J'hésite un instant, puis décide d'entrer dans la boutique, afin de te faire un petit cadeau. La vendeuse ne remarque pas que je suis en photo dans son magasin mais elle est très heureuse de me faire la promotion de ce tout nouveau créateur. Quelques minutes plus tard, mon paquet cadeau en mains, je saute dans le premier bus et rentre à la maison. J'ai encore du mal à me dire que votre maison est aussi la mienne maintenant mais je me fais petit à petit à l'idée de ce nouveau foyer. Je ne me suis jamais vraiment senti chez moi dans la maison de Roger mais ici, j'ai l'impression d'avoir trouvé un endroit sûr, une famille.
Vous êtes encore occupés ton père et toi quand j'entre dans le salon, aussi je fais discrètement demi-tour et monte dans notre chambre, cachant mon cadeau dans un des tiroirs de la commode, quand mon téléphone sonne, me faisant sursauter. C'est Rosie.
— Hello frangine !
« Salut... Je voulais te prévenir que j'ai surpris une discussion entre Roger et maman. Il lui a demandé de bloquer ton compte bancaire. Il pense que t'es pas capable de gérer ton argent seul. Maman lui a dit pour ton job, je pense qu'il fait ça pour te faire comprendre qu'il n'apprécie pas. »
Sa voix est brisée et j'ai soudain envie de lui faire un câlin mais c'est Twinkle qui saute sur mes genoux lorsque je m'assois sur le lit. Je soupire en caressant la boule de poil.
— Put... Fais chier !
« Ouais, je suis désolée. Maman était fâchée et ça n'a pas aidé Roger à se calmer. »

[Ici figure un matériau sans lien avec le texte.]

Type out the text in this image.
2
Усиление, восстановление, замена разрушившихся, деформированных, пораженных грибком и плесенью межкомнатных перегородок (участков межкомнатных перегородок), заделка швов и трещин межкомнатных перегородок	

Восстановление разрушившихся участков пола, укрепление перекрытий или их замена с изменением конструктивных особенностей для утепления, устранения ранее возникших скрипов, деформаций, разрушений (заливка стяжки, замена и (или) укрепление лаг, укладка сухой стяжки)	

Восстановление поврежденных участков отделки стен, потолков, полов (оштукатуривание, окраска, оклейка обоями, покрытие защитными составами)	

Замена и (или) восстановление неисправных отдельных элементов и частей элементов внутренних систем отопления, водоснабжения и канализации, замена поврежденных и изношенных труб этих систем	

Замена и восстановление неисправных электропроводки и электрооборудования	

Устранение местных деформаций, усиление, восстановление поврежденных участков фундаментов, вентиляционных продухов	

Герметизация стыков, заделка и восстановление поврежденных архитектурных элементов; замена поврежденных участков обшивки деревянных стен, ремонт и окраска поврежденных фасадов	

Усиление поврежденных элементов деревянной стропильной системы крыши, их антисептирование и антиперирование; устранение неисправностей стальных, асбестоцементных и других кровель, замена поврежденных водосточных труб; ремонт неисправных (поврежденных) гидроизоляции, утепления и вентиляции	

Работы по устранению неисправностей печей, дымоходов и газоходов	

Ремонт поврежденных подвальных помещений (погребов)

Je soupire longuement, ébouriffant mes cheveux nerveusement.
— Pourquoi maman était si fâchée ?! C'est juste un job bon sang. Je fais pas le trottoir non plus !
Rosie rit puis soupire à son tour.
« Tu sais, je crois que derrière la colère de maman, il y a beaucoup de tristesse. Papa et Jackson sont partis, j'imagine qu'elle a peur de te perdre aussi. Elle ne le dit pas mais, tu lui manques énormément. »
— C'est pas en se mettant du côté de Roger qu'elle va me garder près d'elle. Elle fait tout le contraire de ce qu'il faut. Pourquoi elle fait ça ?
« Je sais pas mais elle est perdue. Laisse-lui une chance, ne la repousse pas. C'est ta seule maman, pense-y. »
— C'est elle qui m'a repoussé la première.
« Mets-toi à sa place deux minutes. Essaie. J'ai pas envie de te perdre toi aussi. J'ai encore besoin de mon grand frère. Désolée je dois te laisser, je t'aime Tim. »
— Moi aussi Rosie.
Je m'allonge sur le lit tout en lâchant une ribambelle de jurons. Twinkle se blottit contre moi en ronronnant. Lui au moins, il me comprend, contrairement à Roger qui fait vraiment tout pour me pourrir la vie.
Je ferme les yeux quelques instants, n'écoutant que le doux son qu'émet mon chat près de moi. Lorsque je me réveille, quelqu'un me secoue l'épaule. J'ouvre un œil et je te vois, assis près de moi, ta main caressant mes cheveux.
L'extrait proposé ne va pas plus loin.